Quizás no sea la más
coherente ni han sido atractivas mis palabras escritas. Han quedado escuetas
ante la grandeza de este día para los periodistas y nuestra gente.  Debo confesar estoy confundida, triste y
preocupada ante la realidad que supera a mi pueblo. Era fácil para mí difundir
la situación relacionada con el Covid 19 en los diferentes medios para los que
laboro desde aquí, pero tocó esta vez a una parte de mi familia. Desde el
jueves pasado toda perspectiva cambió. Desde ese día no quiero que mi teléfono
suene para alertarme sobre la posibilidad de otro caso positivo por coronavirus
en mi tierra, pero debo seguir atendiendo porque debo seguir de pie llevando
calma en la verdad, fortaleza en la verdad, serenidad en la verdad y amor en la
verdad.

Venía advirtiendo que
nuestra posición geográfica representaba vulnerabilidad porque estamos
prácticamente en una zona frontera con un foco importante de contagios.
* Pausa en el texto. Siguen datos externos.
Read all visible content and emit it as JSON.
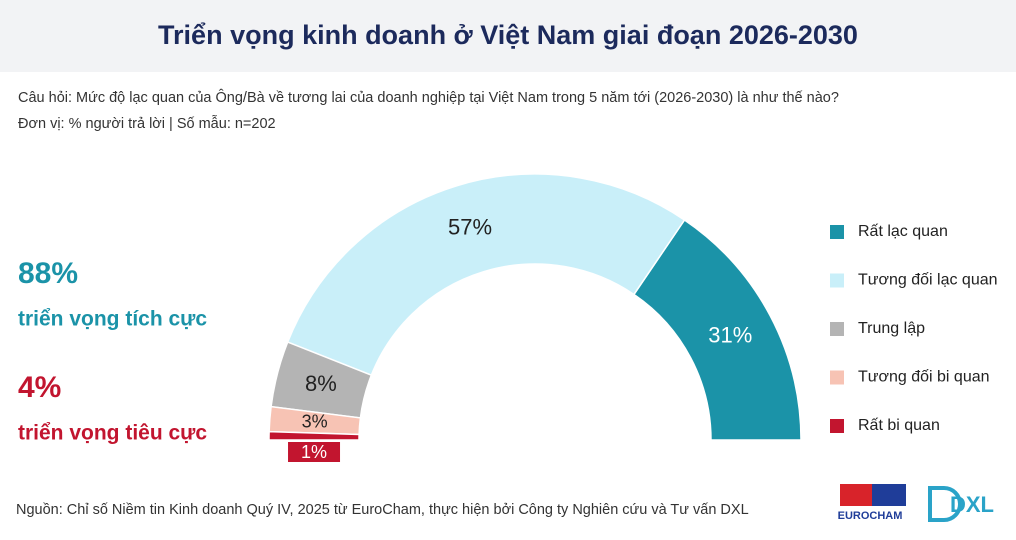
{
  "chart_data": {
    "type": "half-donut",
    "title": "Triển vọng kinh doanh ở Việt Nam giai đoạn 2026-2030",
    "subtitle": [
      "Câu hỏi: Mức độ lạc quan của Ông/Bà về tương lai của doanh nghiệp tại Việt Nam trong 5 năm tới (2026-2030) là như thế nào?",
      "Đơn vị: % người trả lời | Số mẫu: n=202"
    ],
    "categories": [
      "Rất lạc quan",
      "Tương đối lạc quan",
      "Trung lập",
      "Tương đối bi quan",
      "Rất bi quan"
    ],
    "values": [
      31,
      57,
      8,
      3,
      1
    ],
    "value_labels": [
      "31%",
      "57%",
      "8%",
      "3%",
      "1%"
    ],
    "colors": [
      "#1b93a8",
      "#c9eff9",
      "#b4b4b4",
      "#f7c3b4",
      "#c2152f"
    ],
    "legend": "right",
    "annotations": [
      {
        "text": "88%",
        "caption": "triển vọng tích cực",
        "color": "#1b93a8"
      },
      {
        "text": "4%",
        "caption": "triển vọng tiêu cực",
        "color": "#c2152f"
      }
    ],
    "source": "Nguồn: Chỉ số Niềm tin Kinh doanh Quý IV, 2025 từ EuroCham, thực hiện bởi Công ty Nghiên cứu và Tư vấn DXL",
    "logos": [
      "EUROCHAM",
      "DXL"
    ]
  }
}
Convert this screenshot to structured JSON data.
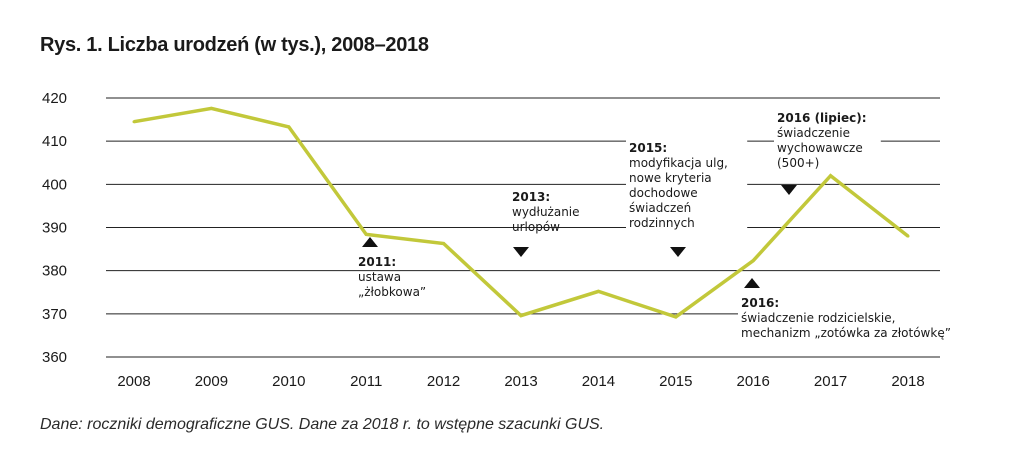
{
  "title": "Rys. 1. Liczba urodzeń (w tys.), 2008–2018",
  "source": "Dane: roczniki demograficzne GUS. Dane za 2018 r. to wstępne szacunki GUS.",
  "colors": {
    "line": "#c2c83a",
    "grid": "#222222",
    "text": "#1a1a1a"
  },
  "chart_data": {
    "type": "line",
    "title": "Rys. 1. Liczba urodzeń (w tys.), 2008–2018",
    "xlabel": "",
    "ylabel": "",
    "x": [
      "2008",
      "2009",
      "2010",
      "2011",
      "2012",
      "2013",
      "2014",
      "2015",
      "2016",
      "2017",
      "2018"
    ],
    "series": [
      {
        "values": [
          414.5,
          417.6,
          413.3,
          388.4,
          386.3,
          369.6,
          375.2,
          369.3,
          382.3,
          402.0,
          388.0
        ]
      }
    ],
    "ylim": [
      360,
      420
    ],
    "yticks": [
      360,
      370,
      380,
      390,
      400,
      410,
      420
    ],
    "grid": true,
    "legend": "none",
    "annotations": [
      {
        "id": "2011",
        "marker": "up",
        "year": 2011,
        "title": "2011:",
        "lines": [
          "ustawa",
          "„żłobkowa”"
        ]
      },
      {
        "id": "2013",
        "marker": "down",
        "year": 2013,
        "title": "2013:",
        "lines": [
          "wydłużanie",
          "urlopów"
        ]
      },
      {
        "id": "2015",
        "marker": "down",
        "year": 2015,
        "title": "2015:",
        "lines": [
          "modyfikacja ulg,",
          "nowe kryteria",
          "dochodowe",
          "świadczeń",
          "rodzinnych"
        ]
      },
      {
        "id": "2016",
        "marker": "up",
        "year": 2016,
        "title": "2016:",
        "lines": [
          "świadczenie rodzicielskie,",
          "mechanizm „zotówka za złotówkę”"
        ]
      },
      {
        "id": "2016-lipiec",
        "marker": "down",
        "year": 2016.5,
        "title": "2016 (lipiec):",
        "lines": [
          "świadczenie",
          "wychowawcze",
          "(500+)"
        ]
      }
    ]
  }
}
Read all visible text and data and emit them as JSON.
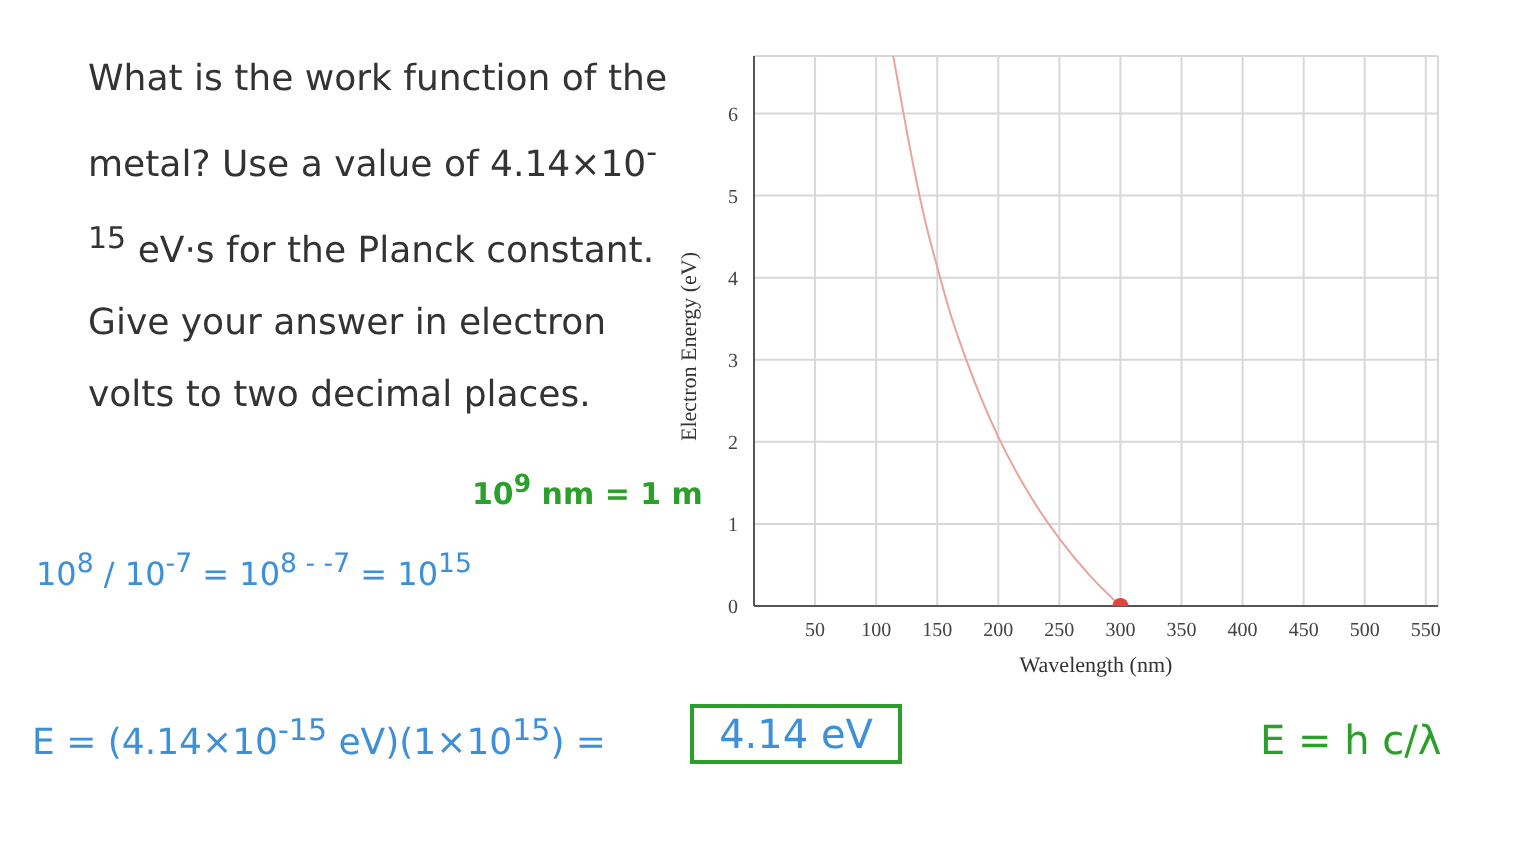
{
  "chart_data": {
    "type": "line",
    "xlabel": "Wavelength (nm)",
    "ylabel": "Electron Energy (eV)",
    "series": [
      {
        "color": "#e8a49c",
        "marker": "none",
        "x": [
          114,
          120,
          130,
          140,
          150,
          160,
          175,
          200,
          225,
          250,
          275,
          300
        ],
        "values": [
          6.7,
          6.2,
          5.4,
          4.7,
          4.13,
          3.6,
          2.95,
          2.06,
          1.37,
          0.82,
          0.37,
          0
        ]
      },
      {
        "type": "scatter",
        "color": "#e0443a",
        "marker": "circle",
        "x": [
          300
        ],
        "values": [
          0
        ]
      }
    ],
    "xlim": [
      0,
      560
    ],
    "xticks": [
      50,
      100,
      150,
      200,
      250,
      300,
      350,
      400,
      450,
      500,
      550
    ],
    "ylim": [
      0,
      6.7
    ],
    "yticks": [
      0,
      1,
      2,
      3,
      4,
      5,
      6
    ],
    "grid": true,
    "annotations": [
      "What is the work function of the metal? Use a value of 4.14×10$^{-15}$ eV·s for the Planck constant. Give your answer in electron volts to two decimal places.",
      "10$^{9}$ nm = 1 m",
      "10$^{8}$ / 10$^{-7}$ = 10$^{8 - -7}$ = 10$^{15}$",
      "E = (4.14×10$^{-15}$ eV)(1×10$^{15}$) =",
      "4.14 eV",
      "E = h c/λ"
    ]
  }
}
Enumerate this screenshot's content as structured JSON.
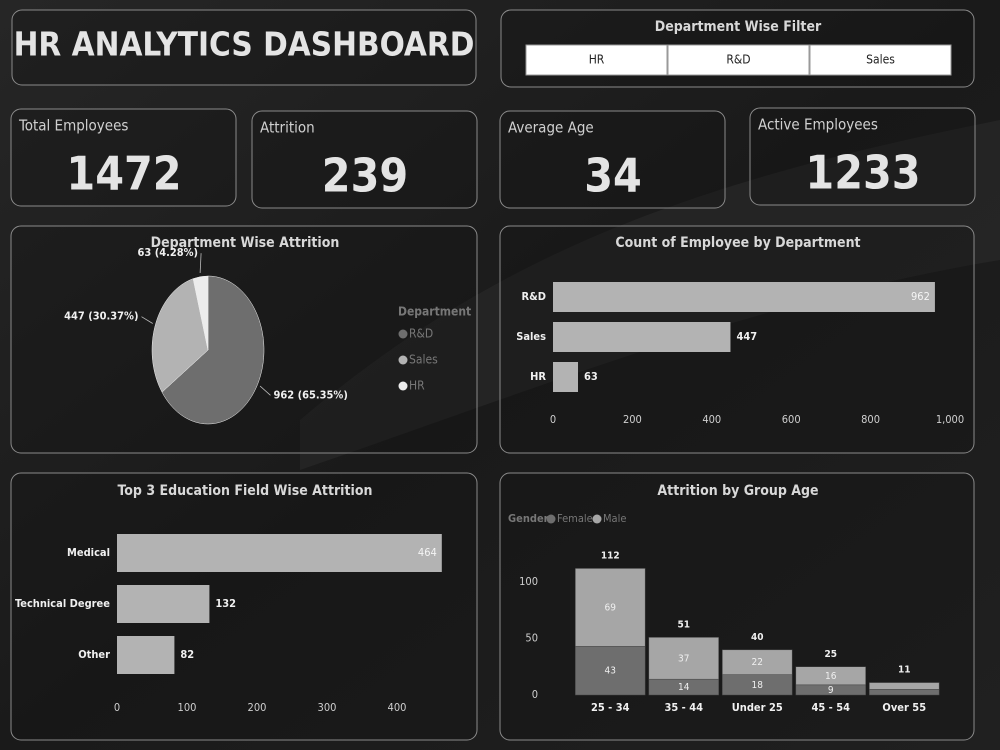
{
  "header": {
    "title": "HR ANALYTICS DASHBOARD"
  },
  "filter": {
    "title": "Department Wise Filter",
    "options": [
      "HR",
      "R&D",
      "Sales"
    ]
  },
  "kpis": [
    {
      "label": "Total Employees",
      "value": 1472
    },
    {
      "label": "Attrition",
      "value": 239
    },
    {
      "label": "Average Age",
      "value": 34
    },
    {
      "label": "Active Employees",
      "value": 1233
    }
  ],
  "chart_data": [
    {
      "type": "pie",
      "title": "Department Wise Attrition",
      "categories": [
        "R&D",
        "Sales",
        "HR"
      ],
      "values": [
        962,
        447,
        63
      ],
      "value_labels": [
        "962 (65.35%)",
        "447 (30.37%)",
        "63 (4.28%)"
      ],
      "colors": [
        "#6e6e6e",
        "#b3b3b3",
        "#ececec"
      ],
      "legend_title": "Department",
      "legend": "right"
    },
    {
      "type": "hbar",
      "title": "Count of Employee by Department",
      "categories": [
        "R&D",
        "Sales",
        "HR"
      ],
      "values": [
        962,
        447,
        63
      ],
      "color": "#b3b3b3",
      "xlim": [
        0,
        1000
      ],
      "xticks": [
        0,
        200,
        400,
        600,
        800,
        {
          "value": 1000,
          "label": "1,000"
        }
      ]
    },
    {
      "type": "hbar",
      "title": "Top 3 Education Field Wise Attrition",
      "categories": [
        "Medical",
        "Technical Degree",
        "Other"
      ],
      "values": [
        464,
        132,
        82
      ],
      "color": "#b3b3b3",
      "xlim": [
        0,
        470
      ],
      "xticks": [
        0,
        100,
        200,
        300,
        400
      ]
    },
    {
      "type": "stacked_bar",
      "title": "Attrition by Group Age",
      "legend_title": "Gender",
      "legend": "top-left",
      "categories": [
        "25 - 34",
        "35 - 44",
        "Under 25",
        "45 - 54",
        "Over 55"
      ],
      "series": [
        {
          "name": "Female",
          "color": "#6e6e6e",
          "values": [
            43,
            14,
            18,
            9,
            5
          ]
        },
        {
          "name": "Male",
          "color": "#a6a6a6",
          "values": [
            69,
            37,
            22,
            16,
            6
          ]
        }
      ],
      "totals": [
        112,
        51,
        40,
        25,
        11
      ],
      "ylim": [
        0,
        120
      ],
      "yticks": [
        0,
        50,
        100
      ]
    }
  ]
}
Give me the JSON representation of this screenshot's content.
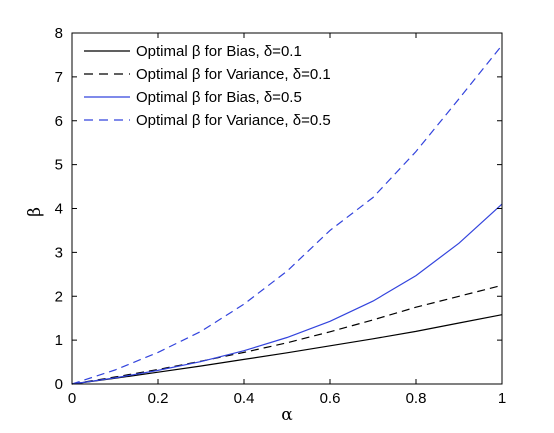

Debo
confesarme con miedo, con temor y angustia; pero también debo confesarme
valiente y centrada aunque suene extraño. Ese fue mi juramento profesional.
Cuando mi fe se está desmoronando, toda la gente a la que he servido me
recuerdan que el horizonte tiene esperanza y que esa esperanza es inquebrantable.

Ser periodista hoy en
Venezuela es cumplir con el supremo mandamiento del amor. Ser periodista hoy en
nuestras comunidades es no dejarlas solas. Es estar al lado del médico y del
enfermo. Del que tiene todo y del que nada tiene. Del que cree en Dios y del
que no. Los que no ejercemos la política somos para la oposición profesionales
oficialistas y para los oficialistas somos opositores. Un día somos amigos, un día
no lo somos. Pero el 27 de junio siempre están todos para reconocer nuestra
labor.

Ruego por mejores
tiempos para el periodismo venezolano y sé que a partir de estas vivencias que
tenemos hoy la necesidad de reinventarnos nos hará hacer las cosas de forma
diferente.

Ruego por la salud de
nuestra gente, por nuestros pueblos. Ruego por la vida de quienes están
batallando la lucha jamás imaginada, jamás predicha. Por una pandemia en la que
aún nos ven llevar a sepultar seres amados y muchos se niegan a creer. Ven
nuestra angustia y la desestiman por pensar que somos exagerados, aun limpiado
nuestras lágrimas.

En medio de las arenas
del Sahara o del temblor de ayer, con epicentro en Capatárida, seguimos hoy de
pie.

Que sea un bonito día del periodista y que tengamos noticias luminosas para todos.